You may have heard the Hebrew word ‘Shemitah’ being bandied about in recent days.
The word refers to the “Sabbath year” mentioned in the Old Testament and practiced by orthodox Jews for centuries. The word has garnered new interest with the recent turmoil in the stock market which saw the American Dow Jones Industrial Average fall by 1,900 points at the end of August.
Since then the stock market has been turmoil — up 200 one day and down the same amount the next.
The word took on new meaning when Jewish Christian Jonathan Cahn released his New York Time’s bestseller “The Mystery of the Shemitah.”
In his book, Cahn discussed the Sabbath year or Shemitah which required Israeli farmers to rest the land every seventh year. The land could not be worked and was supposed to lay fallow for the full year. This also included vineyards and orchards.
During Shemitah, the Israelis were to cancel debts and rest the land. All people were allowed to harvest any crops that grew on the fallow land during this time of rest, it didn’t matter if it was their land or not.
In addition to the seven-year agricultural cycle, Cahn discusses what he refers to as the “Super Shemitah” marked by the Year of Jubilee which took place after seven, seven-year cycles or every 5oth year.
During the Year of Jubilee, the land was rested again (essentially two years in a row since it followed a Shemitah).
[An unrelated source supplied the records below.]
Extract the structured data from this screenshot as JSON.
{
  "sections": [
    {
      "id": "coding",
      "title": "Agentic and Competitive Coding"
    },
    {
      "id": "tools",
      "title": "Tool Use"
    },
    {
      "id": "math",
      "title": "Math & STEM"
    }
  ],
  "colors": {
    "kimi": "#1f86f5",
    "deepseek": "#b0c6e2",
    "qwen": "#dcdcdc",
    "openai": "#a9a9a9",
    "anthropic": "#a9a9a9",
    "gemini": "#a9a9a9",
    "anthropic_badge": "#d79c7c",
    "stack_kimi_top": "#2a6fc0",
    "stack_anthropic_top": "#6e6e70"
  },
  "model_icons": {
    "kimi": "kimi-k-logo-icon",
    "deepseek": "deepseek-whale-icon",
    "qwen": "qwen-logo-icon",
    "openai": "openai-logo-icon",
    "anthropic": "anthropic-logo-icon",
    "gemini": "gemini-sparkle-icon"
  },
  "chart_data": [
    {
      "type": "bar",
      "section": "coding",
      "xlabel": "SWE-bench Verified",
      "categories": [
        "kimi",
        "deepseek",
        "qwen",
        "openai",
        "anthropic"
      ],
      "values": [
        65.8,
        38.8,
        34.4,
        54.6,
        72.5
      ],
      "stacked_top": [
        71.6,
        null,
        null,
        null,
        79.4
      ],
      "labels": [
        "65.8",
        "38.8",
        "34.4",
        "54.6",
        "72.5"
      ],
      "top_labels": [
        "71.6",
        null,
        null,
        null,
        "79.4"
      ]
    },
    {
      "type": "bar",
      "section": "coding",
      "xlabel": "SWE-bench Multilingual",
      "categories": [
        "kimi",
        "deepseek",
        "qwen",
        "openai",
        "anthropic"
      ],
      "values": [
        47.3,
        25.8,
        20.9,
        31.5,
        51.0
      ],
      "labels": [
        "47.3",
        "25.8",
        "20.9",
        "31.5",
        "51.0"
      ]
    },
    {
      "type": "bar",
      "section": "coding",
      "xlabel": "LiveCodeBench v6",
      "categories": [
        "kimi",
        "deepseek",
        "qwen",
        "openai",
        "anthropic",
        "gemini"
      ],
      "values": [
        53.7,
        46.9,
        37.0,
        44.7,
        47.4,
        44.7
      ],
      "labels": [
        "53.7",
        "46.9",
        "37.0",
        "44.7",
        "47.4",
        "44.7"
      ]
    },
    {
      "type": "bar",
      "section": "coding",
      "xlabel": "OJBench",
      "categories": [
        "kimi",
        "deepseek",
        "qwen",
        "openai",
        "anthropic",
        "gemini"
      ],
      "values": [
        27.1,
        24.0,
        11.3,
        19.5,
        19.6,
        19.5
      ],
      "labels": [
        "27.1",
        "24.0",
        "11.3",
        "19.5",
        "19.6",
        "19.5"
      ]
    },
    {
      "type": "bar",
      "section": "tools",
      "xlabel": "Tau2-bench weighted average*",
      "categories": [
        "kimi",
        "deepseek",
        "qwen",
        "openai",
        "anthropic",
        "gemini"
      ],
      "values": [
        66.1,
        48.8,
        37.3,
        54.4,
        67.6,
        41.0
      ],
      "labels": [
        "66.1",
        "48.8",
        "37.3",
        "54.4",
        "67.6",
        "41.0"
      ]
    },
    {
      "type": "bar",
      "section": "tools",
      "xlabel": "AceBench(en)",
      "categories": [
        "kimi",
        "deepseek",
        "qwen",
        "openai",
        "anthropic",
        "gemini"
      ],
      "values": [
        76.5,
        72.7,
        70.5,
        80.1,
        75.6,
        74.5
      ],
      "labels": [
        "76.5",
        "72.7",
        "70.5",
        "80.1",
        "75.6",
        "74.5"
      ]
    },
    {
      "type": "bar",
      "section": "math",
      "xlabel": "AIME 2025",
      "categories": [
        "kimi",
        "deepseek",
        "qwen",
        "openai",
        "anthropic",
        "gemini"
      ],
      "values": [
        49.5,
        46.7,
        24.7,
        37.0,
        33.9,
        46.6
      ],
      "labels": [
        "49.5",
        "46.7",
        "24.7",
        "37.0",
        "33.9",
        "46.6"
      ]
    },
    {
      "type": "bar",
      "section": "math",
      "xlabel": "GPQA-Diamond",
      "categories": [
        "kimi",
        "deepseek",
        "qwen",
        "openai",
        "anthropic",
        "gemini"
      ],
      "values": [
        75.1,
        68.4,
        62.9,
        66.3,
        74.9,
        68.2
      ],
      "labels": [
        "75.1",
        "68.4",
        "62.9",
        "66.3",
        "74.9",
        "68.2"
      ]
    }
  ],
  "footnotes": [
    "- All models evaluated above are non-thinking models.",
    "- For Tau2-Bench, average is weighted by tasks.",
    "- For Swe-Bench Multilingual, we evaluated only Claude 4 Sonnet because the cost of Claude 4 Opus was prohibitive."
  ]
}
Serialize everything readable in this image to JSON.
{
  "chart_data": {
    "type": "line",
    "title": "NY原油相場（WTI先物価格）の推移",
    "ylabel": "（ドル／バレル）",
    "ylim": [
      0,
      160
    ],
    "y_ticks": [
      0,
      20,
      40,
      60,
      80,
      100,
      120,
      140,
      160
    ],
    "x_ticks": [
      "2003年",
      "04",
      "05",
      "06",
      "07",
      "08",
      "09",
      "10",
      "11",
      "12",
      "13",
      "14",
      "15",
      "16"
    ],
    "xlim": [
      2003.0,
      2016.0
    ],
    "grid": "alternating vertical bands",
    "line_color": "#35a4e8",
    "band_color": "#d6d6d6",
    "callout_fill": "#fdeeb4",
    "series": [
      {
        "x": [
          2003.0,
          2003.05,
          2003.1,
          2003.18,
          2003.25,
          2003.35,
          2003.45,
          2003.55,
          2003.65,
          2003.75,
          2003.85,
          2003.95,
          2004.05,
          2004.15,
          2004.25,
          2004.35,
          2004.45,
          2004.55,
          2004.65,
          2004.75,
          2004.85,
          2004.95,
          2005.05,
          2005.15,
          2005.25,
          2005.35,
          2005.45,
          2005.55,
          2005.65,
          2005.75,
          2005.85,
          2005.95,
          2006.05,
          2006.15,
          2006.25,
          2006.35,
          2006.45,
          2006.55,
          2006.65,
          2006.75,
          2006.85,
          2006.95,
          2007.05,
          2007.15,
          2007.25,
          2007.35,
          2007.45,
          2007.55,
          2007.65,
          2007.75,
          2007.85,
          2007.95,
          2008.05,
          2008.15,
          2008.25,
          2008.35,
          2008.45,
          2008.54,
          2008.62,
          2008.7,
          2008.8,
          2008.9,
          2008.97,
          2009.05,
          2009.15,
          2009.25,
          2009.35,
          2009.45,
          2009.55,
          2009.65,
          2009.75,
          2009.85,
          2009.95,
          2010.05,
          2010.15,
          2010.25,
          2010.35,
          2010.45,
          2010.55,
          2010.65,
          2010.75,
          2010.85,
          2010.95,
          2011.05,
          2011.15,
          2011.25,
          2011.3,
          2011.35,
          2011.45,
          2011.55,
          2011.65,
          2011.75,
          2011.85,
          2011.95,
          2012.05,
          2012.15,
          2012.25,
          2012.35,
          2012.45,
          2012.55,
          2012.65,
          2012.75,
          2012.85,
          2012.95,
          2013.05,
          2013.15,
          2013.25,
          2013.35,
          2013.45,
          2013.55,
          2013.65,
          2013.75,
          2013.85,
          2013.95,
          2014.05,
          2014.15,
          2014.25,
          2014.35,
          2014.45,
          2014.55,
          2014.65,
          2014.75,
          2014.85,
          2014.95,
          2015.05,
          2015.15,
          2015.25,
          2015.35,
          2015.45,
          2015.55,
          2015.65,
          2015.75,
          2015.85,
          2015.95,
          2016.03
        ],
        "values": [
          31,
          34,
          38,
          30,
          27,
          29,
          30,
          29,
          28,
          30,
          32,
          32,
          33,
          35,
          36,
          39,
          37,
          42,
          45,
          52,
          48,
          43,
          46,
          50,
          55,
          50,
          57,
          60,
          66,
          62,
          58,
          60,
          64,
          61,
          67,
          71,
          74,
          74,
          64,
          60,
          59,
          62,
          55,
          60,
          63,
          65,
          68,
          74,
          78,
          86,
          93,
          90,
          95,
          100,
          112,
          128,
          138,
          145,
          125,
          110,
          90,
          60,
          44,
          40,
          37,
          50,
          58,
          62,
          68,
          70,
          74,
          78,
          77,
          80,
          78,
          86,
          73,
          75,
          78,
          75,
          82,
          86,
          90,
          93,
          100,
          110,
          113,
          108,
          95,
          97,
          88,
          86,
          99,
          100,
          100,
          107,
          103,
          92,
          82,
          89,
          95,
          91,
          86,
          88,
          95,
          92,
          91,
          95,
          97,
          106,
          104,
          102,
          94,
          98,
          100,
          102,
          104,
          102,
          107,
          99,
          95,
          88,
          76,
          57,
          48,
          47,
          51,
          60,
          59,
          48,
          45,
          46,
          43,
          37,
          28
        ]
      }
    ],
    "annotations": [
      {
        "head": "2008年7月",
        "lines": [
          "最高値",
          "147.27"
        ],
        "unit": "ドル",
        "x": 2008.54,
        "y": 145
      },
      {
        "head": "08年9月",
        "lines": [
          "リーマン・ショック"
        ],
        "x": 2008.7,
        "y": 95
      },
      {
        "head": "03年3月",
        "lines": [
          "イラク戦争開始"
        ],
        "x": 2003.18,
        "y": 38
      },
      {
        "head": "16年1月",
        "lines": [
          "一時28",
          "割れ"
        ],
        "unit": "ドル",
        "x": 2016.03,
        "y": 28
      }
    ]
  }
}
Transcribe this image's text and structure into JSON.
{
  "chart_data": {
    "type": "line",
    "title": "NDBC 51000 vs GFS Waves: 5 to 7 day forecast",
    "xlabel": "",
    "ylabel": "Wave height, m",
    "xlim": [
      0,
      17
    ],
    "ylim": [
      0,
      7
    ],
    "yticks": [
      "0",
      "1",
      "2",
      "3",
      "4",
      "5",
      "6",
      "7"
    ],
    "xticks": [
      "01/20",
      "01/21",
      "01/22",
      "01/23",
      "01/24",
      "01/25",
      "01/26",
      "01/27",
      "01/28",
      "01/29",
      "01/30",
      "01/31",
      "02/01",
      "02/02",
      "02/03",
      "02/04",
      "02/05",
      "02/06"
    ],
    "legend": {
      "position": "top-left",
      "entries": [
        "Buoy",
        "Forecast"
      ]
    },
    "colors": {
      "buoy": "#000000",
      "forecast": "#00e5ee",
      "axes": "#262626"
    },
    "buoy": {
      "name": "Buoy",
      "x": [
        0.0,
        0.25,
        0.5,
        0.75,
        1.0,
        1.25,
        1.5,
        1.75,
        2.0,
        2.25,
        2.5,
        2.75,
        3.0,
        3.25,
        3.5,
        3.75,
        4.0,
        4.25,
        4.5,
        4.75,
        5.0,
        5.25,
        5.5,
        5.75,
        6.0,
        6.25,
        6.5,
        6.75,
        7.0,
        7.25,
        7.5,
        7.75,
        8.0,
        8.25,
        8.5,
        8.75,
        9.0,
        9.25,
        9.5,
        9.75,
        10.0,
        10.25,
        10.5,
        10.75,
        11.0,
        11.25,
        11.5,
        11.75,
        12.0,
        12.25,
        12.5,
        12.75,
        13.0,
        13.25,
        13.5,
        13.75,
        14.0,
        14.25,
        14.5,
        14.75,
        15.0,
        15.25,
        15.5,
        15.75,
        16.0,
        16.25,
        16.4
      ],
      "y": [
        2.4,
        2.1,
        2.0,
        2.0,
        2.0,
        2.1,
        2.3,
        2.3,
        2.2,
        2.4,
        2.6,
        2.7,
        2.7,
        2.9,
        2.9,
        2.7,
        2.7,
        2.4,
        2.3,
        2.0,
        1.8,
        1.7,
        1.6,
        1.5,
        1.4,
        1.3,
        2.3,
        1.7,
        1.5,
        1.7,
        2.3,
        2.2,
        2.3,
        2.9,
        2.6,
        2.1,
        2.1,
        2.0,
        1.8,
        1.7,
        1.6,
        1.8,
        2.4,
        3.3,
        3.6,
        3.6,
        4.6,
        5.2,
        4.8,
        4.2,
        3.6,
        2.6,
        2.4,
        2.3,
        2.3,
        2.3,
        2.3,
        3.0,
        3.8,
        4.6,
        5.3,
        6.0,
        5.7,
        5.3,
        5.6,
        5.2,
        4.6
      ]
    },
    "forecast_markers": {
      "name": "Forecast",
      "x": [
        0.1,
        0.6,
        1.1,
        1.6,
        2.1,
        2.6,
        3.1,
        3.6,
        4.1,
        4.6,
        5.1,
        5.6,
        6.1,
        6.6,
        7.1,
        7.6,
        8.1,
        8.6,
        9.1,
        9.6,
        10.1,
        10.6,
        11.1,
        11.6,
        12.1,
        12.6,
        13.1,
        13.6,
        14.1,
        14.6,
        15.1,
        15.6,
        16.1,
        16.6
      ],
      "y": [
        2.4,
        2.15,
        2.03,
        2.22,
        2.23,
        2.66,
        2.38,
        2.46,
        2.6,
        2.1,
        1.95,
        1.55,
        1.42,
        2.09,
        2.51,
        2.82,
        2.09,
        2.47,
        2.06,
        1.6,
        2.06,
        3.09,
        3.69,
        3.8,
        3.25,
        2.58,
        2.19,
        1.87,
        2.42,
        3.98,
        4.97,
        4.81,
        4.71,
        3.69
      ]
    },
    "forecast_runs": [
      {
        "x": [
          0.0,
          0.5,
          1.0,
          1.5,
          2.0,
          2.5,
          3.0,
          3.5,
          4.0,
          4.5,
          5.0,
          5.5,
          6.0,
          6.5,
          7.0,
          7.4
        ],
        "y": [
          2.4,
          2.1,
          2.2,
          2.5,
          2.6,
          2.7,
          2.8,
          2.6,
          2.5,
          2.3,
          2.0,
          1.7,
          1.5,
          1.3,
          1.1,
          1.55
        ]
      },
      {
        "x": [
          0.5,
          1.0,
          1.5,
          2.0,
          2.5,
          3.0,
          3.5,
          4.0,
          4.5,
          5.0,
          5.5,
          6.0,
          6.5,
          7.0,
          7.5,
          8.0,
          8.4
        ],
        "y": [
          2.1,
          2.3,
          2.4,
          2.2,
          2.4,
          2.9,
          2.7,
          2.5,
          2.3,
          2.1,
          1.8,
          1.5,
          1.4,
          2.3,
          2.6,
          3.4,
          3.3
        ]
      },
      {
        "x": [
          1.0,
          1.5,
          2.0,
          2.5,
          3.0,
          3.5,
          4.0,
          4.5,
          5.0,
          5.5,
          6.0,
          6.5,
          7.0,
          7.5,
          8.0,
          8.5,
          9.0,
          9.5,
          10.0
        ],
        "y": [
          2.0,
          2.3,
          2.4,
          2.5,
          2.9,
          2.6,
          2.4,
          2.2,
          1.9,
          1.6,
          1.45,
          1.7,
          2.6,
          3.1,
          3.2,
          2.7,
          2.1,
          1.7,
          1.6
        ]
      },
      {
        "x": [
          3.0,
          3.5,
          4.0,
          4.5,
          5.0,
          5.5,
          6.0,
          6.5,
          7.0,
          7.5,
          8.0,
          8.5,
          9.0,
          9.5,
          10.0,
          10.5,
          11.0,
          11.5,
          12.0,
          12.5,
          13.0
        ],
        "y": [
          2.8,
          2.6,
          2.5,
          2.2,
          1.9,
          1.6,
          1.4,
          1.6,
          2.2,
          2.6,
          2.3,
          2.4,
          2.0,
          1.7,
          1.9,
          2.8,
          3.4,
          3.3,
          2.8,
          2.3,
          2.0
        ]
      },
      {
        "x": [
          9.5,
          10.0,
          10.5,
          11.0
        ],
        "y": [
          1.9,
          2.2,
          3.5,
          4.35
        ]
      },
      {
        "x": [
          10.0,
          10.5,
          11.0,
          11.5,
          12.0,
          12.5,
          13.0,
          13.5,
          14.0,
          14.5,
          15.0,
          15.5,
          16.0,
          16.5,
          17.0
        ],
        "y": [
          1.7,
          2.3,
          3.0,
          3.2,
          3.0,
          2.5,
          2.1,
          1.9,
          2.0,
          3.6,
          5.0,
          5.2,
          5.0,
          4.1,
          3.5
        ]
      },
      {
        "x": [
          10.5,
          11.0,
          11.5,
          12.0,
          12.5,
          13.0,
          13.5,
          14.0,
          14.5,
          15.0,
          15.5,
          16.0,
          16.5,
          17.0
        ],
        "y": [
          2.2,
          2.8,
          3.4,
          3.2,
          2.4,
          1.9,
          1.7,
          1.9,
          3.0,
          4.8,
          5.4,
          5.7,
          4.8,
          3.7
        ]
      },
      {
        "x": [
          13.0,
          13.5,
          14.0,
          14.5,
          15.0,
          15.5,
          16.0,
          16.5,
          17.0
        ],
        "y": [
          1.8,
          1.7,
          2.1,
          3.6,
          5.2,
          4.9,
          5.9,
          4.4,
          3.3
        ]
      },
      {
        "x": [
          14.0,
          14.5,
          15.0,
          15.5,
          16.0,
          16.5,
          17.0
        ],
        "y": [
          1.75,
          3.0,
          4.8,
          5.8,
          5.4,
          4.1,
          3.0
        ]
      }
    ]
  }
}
During this year, any Israelis enslaved due to poverty were set free, any land sold during the previous 50 years was returned to its original hereditary owners.
Leviticus 25:23 says that the land could not be sold for perpetuity because it belonged to God. In other words, land could only be leased from the owner and every 50 years reverted back to the family.
Cahn noted there were repeated promises if people obeyed God during these cycles, He would bring blessing. He would ensure bountiful crops in the sixth year to carry them over in the seventh.
However, if there was sin in the land these cycles would instead mark cursing, upheaval and shaking.
Using the Hebrew calendar, Cahn was able to determine when the Shemitah falls. In the Jewish calendar the new year starts in September, so the Sabbath year runs from September to September the following year.
He noted that the September 11, 2001 attack on the twin towers in New York fell on a Shemitah as did the 2008 stock market crash and as well the 1987 crash which was one of the greatest stock market crashes in recent memory.
This year (September 13, 2014 to September 13, 2015) was not only a Sabbath year, but Cahn also wonders if September 13, 2015 to September 2016 marks a Year of Jubilee or Super Shemitah.
Though he is sure on the Shemitah, Cahn is not positive it will be followed by a Year of Jubilee.
When the market crashed at the end of August, the Times of India reported that “Shemitah” was the tenth most searched for word on Google on August 28 and 29th.
The Times of India wrote:
MUMBAI: Strange are the ways of the market. At a time when billionaires around the world are counting their losses from the ‘Black Monday’ carnage and governments are looking for every available rule in their books to assuage frail nerves of jittery investors, ‘Shemitah’, a little know Biblical term is keeping market men around the world busy.
Meaning the last year of a seven-year cycle in the Jewish calendar, the end of the past several Shemitahs have brought in immense financial hardships to the world. The biggest Wall Street crash, which was in 1987, happened during Shemitah. The 9/11 terror attack happened a day after Shemitah in 2001 and Lehman Brothers filed for bankruptcy and the subsequent 777-point fall in Dow Jones in 2008 also happened around Shemitah.
If Cahn is right, the recent turmoil and coming Year of Jubilee suggests there may be interesting days ahead.
The purpose of Shemitah
There were two purposes for the Shemitah. First it showed Israel that the land belonged to God and secondly it stopped any cycle of poverty continuing on in a family for generations.
Since they were required to rest the land during Shemitah, it meant a farmer could not use the land repeatedly effectively wearing it out, affecting crop production and impoverishing future generations.
During the Year of Jubilee or Super Shemitah, any land sold due to poverty or greed, was returned to the original family. If a farmer sold his land which his family received as an inheritance when they entered the Promised Land, he was basically depriving his heirs of their ability to earn a living. Since the land reverted back to the original family during the year of Jubilee, the next generation would not be put into a life of perpetual poverty.
When the Israelis first entered the Promised Land under Joshua, the land was divided between the 12 tribes. Within the tribes, each family was awarded land based on their size.